= George Bosl =

American cancer researcher

George Bosl (born 1948) is an American cancer researcher, holder of the Patrick M. Byrne Chair in Clinical Oncology at the Memorial Sloan-Kettering Cancer Center in New York City, and is a professor of medicine at the Weill Cornell Medical College. In 1997, he was appointed chair of the Department of Medicine at Sloan-Kettering, a position which he held until 2015. In 2019, he was named Memorial Sloan Kettering's first ombudsperson.

== Biography ==
Bosl earned his bachelor's degree at John Carroll University, in Cleveland, Ohio, and his M.D. at Creighton University School of Medicine in Omaha, Nebraska. He trained in internal medicine at The New York Hospital and worked at Memorial Sloan Kettering Cancer Center as chief medical resident. He completed a fellowship in medical oncology at the University of Minnesota and then returned to Sloan Kettering to join the faculty in 1979.
At Memorial Sloan Kettering Cancer Center he has been director of the Oncology/Hematology training program, chief of the Genitourinary Oncology Service, head of the Division of Solid Tumor Oncology, and associate physician-in-chief before becoming chair of the Department of Medicine on February 1, 1997.

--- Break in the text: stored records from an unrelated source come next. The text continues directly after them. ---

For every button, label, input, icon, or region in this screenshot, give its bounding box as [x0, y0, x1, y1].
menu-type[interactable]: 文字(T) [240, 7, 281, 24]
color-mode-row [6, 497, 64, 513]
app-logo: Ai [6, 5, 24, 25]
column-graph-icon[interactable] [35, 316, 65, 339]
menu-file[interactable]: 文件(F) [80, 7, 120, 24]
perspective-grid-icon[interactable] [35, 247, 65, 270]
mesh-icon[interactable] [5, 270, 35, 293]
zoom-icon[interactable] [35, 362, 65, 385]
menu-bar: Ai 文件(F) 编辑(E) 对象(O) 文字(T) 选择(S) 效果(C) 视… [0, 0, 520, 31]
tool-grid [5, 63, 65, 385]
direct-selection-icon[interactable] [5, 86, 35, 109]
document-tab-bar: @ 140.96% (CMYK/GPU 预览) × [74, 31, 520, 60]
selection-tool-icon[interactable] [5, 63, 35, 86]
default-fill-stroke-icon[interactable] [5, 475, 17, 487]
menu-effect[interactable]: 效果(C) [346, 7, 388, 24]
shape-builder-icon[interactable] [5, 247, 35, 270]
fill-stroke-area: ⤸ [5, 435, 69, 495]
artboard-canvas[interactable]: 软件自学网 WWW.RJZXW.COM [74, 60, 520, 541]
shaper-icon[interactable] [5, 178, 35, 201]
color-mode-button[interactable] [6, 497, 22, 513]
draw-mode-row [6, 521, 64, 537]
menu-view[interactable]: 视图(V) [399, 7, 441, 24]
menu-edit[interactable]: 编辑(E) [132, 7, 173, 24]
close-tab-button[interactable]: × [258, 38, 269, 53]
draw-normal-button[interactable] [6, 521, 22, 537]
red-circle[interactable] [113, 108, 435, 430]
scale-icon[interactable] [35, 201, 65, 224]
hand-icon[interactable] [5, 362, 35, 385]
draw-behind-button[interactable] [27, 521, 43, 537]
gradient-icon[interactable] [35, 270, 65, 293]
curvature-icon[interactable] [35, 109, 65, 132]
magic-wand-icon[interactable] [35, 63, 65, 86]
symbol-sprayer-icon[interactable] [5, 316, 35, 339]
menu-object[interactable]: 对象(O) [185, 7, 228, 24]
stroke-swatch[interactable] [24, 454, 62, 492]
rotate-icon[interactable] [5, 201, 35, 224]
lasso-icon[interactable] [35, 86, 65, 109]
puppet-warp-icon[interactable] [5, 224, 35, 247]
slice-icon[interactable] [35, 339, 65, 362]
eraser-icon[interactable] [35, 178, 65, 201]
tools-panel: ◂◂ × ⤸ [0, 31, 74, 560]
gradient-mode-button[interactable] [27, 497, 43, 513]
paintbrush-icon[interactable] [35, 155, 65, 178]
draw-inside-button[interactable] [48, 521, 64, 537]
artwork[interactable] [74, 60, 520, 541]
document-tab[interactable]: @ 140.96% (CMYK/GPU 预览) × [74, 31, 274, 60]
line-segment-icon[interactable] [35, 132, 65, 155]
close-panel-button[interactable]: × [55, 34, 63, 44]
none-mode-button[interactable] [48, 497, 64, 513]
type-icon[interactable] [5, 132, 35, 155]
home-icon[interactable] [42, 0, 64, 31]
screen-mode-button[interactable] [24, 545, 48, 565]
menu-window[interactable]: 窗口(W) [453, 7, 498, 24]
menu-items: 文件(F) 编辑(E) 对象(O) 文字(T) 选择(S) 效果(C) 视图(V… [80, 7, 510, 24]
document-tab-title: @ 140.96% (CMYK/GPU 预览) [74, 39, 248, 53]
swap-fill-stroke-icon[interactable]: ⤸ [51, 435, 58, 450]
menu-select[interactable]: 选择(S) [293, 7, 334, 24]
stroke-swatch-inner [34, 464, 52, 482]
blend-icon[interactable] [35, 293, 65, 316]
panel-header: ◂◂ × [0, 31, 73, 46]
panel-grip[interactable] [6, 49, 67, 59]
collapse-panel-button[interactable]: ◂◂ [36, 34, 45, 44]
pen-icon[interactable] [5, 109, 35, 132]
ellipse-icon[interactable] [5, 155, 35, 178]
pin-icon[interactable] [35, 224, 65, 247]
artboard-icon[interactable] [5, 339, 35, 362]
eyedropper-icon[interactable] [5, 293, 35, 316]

He also heads the Joachim Silbermann Family Program on Aging and Cancer and has received grants from the National Institute of Health to study the sharp increase of older adults developing this disease.

== Academic work ==
Bosl is a specialist in the treatment of genitourinary tumors particularly in testicular cancer. He is known for targeting a marker chromosome for Germ cell tumors.
His studies investigate molecular targets of drug resistance in patients and developing dose-intensive chemotherapy and new chemotherapeutic agents, evaluating new combinations for patients with relapsing or resistant disease. Some of his research is also centered on new therapies for head and neck cancers.
Bosl received many awards and honors, including the Patrick M. Byrne Chair in Clinical Oncology at MSKCC in 1995, the 2005 MSKCC Excellence in Medicine Award, the 2007 American Society of Clinical Oncology Statesman Award, the 2015 American Society of Clinical Oncology Distinguished Achievement Award, and the Mastership designation from the American College of Physicians in 2016.